Causality vs. Statistics

Gary Shilling

I absolutely, positively guarantee you that if you beat a drum during a solar eclipse, it will go away. The correlation is 100%, but no one, except primitive tribes, believes there is any causal relationship.

You can’t prove causality with statistics. Consequently, in medicine and other scientific fields where controlled experiments are possible, double blind tests are the rule. But even then, drug administrators can inadvertently tip off the patients if they know the real drug from the placebo. And the recipient of the dummy pill can feel better anyway.

Furthermore, dedicated researchers can still cheat. In a far from unique case, a friend who later died of melanoma of the eye was kicked out of an experimental drug test because he wasn’t responding well and the researchers wanted the medicine to be proved effective. Some years ago, medical researchers found they could become instant media celebrities by showing the relationships between various food intakes and cancer. So they pumped rats full of almost anything, even water, to get the desired results. Maybe the rats decided that death was preferable to another syringe full of coffee.

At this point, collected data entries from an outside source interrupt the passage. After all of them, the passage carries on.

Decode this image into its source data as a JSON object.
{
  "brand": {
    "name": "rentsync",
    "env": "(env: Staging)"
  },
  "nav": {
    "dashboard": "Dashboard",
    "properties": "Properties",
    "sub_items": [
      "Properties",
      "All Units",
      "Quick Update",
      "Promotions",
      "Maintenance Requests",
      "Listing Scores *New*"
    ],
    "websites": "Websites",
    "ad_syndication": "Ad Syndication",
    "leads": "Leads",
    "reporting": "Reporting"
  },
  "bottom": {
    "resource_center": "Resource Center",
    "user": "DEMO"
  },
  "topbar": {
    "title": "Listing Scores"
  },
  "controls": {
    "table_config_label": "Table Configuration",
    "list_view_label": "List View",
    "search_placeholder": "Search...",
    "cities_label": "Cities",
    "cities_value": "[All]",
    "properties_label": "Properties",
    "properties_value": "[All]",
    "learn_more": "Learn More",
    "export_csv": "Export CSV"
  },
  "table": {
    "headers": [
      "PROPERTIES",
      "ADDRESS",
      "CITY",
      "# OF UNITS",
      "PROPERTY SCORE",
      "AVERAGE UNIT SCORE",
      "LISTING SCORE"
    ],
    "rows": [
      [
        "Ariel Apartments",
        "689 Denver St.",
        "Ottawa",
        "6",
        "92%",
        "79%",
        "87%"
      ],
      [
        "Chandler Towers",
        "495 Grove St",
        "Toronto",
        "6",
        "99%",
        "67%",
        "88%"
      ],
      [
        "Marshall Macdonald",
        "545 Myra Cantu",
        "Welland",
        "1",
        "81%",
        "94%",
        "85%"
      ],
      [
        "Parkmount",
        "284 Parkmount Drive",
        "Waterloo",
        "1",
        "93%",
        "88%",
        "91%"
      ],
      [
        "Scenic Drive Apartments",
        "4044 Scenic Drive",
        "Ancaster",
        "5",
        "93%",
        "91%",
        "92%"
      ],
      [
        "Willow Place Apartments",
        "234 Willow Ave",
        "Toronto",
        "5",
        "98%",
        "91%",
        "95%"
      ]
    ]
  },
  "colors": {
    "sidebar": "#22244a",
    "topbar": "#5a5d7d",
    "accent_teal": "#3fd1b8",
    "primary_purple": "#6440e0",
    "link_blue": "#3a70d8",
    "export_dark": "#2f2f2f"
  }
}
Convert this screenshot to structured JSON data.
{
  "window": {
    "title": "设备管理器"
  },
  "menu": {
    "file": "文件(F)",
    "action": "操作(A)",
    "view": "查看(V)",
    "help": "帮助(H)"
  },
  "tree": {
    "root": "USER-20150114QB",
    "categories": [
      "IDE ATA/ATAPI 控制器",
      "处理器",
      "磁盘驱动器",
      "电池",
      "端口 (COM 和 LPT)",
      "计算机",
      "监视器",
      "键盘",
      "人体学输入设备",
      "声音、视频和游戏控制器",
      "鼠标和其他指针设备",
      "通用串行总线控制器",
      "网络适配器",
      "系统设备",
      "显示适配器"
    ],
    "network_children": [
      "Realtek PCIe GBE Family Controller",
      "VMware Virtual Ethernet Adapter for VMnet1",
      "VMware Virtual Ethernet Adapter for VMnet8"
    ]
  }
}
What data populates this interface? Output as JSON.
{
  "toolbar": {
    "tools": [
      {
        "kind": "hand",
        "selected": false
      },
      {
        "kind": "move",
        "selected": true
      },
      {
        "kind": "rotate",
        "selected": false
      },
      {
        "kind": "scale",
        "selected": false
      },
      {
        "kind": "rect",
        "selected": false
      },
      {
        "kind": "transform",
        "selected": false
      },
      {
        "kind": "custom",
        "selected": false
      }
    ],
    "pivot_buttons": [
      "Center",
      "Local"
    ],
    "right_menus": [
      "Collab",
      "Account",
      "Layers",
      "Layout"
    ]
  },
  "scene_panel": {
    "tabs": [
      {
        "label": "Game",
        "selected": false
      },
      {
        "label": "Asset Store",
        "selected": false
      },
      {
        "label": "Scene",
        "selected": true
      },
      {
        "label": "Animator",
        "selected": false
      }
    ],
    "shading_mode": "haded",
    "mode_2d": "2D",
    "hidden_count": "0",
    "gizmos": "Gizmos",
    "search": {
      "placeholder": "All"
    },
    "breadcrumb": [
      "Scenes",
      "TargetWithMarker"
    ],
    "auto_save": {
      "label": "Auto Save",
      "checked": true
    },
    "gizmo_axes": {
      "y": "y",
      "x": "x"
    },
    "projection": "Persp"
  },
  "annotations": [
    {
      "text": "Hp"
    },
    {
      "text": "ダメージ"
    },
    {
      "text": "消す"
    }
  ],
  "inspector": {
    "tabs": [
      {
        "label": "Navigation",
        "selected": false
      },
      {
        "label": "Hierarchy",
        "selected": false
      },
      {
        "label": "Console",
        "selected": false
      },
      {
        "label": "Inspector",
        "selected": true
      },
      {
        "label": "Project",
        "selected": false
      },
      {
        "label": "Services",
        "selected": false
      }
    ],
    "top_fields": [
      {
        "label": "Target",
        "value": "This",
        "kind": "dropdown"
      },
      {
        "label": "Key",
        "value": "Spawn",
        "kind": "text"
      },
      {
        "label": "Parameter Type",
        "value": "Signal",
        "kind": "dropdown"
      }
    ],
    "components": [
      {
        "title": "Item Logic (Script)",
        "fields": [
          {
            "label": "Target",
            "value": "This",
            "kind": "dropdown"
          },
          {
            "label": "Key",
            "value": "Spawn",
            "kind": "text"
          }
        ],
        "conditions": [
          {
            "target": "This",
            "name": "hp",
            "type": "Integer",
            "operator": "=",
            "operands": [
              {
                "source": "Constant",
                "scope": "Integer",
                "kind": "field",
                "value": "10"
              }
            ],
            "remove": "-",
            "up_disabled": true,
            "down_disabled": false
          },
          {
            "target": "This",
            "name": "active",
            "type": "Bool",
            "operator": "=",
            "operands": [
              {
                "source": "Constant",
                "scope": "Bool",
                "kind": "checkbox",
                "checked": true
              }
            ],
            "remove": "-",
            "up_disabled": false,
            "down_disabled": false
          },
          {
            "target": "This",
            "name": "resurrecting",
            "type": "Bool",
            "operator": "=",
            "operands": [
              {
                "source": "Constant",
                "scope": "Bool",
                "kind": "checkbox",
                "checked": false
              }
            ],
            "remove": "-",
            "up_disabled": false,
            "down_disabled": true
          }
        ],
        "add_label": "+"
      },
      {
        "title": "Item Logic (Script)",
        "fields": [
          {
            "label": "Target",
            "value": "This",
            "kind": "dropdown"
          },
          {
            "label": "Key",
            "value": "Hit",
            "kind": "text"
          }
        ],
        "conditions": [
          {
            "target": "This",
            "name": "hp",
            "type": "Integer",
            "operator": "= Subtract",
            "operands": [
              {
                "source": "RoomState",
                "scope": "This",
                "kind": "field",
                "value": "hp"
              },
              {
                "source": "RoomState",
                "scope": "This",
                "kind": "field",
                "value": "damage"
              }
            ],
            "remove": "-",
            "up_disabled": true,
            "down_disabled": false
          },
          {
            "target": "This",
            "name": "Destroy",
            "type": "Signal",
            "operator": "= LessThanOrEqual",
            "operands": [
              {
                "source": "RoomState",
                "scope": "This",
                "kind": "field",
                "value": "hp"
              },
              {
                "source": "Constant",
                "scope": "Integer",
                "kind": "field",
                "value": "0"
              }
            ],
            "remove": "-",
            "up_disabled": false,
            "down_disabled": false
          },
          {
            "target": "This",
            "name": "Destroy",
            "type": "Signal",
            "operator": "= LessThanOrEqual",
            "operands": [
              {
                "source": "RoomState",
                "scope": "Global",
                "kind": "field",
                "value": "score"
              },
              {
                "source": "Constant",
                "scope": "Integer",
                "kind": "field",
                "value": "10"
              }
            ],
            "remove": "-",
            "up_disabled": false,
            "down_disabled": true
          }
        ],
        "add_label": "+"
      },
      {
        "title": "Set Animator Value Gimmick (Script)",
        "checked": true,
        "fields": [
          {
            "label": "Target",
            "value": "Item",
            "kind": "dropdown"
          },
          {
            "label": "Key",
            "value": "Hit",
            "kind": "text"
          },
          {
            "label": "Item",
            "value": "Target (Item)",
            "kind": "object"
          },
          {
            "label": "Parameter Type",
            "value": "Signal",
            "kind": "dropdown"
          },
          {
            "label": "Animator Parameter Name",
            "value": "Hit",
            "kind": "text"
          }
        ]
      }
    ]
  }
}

Outside strict controlled tests, it’s almost impossible to use statistics to determine causality. You can run rats through different mazes to see if they behave differently, but you can’t rerun history with different assumptions. As a history professor of min said, “There are no ‘ifs’ in history.”

Sure, there are instances when statistics are strong indicators of causality. When the economy is weak, voters vent their anger by throwing incumbents out. That was true in 1976 when Carter replaced Ford, in 1980 when Reagan trounced Carter, and in 1992 when Clinton ousted Bush. But in 1984, the 7.2% unemployment rate didn’t stop Reagan’s re-election. If an investor has high absolute gains in both bull markets and bear, he probably has superior ability and not just one-shot and random good luck.

Statistics supports causality when leads or lags in the expected direction are observed. High unemployment is followed by declines in labor force participation because people drop out of the labor force after they can’t find work. But unexpected leads or lags make causality suspect, regardless of strong correlations. You’d think that rising consumer sentiment would lead to higher spending, but statistically, sentiment follows spending.

Led by the media and other pundits, many leap from high statistical correlations to causality. Americans have always seen education as the route to financial success, and the statistics bear this out. But does four years of college make people smarter and better equipped to make money? Or are we in a society where everyone with any brains and ability goes to college even though they might well have succeeded without baccalaureate or higher degrees? Elite colleges take credit for their graduates’ accomplishments, but are they simply able to attract the cream of the crop that would have done well regardless? The vast majority of CEOs graduated from Podunk U.

The belief that a college degree guarantees success has resulted in a tremendous dumbing down of American education. As long as someone pays the tuition, often government, colleges are created for any intellectual level. A Pew Charitable Trust study several years ago found that half of four-year college grads couldn’t understand credit card offers, tables relating exercise to blood pressure, or newspaper editorial arguments. Many businesses no longer assume that a college degree guarantees much of anything in brains and skill, and conduct their own tests.

The assumption that an MGA guarantees even more financial success has proliferated those programs. But even in the top schools, do MBAs learn much or simply meet classmates with whom they’ll do business later?

High correlation may be the result of seemingly unrelated forces, and if those forces change, the correlations collapse. Up until 2006, many thought housing demand would never drop because of rising populations, so huge mortgages were safe. Then they learned rising prices drove demand, and when prices collapsed, so did demand.

Furthermore, causality can run opposite from the expected direction, or maybe both ways. In countries where government’s share of the economy rises, stock markets do poorly. But is that because rising government activity impedes private sector activity and productivity? Or are governments responding to weak economies with inherently underperforming stocks? Or is it some of both?

The next time some wizard tries to prove causality with statistics, think twice.


Gary Shilling is President of A. Gary Shilling & Co., Inc. and publisher of INSIGHT.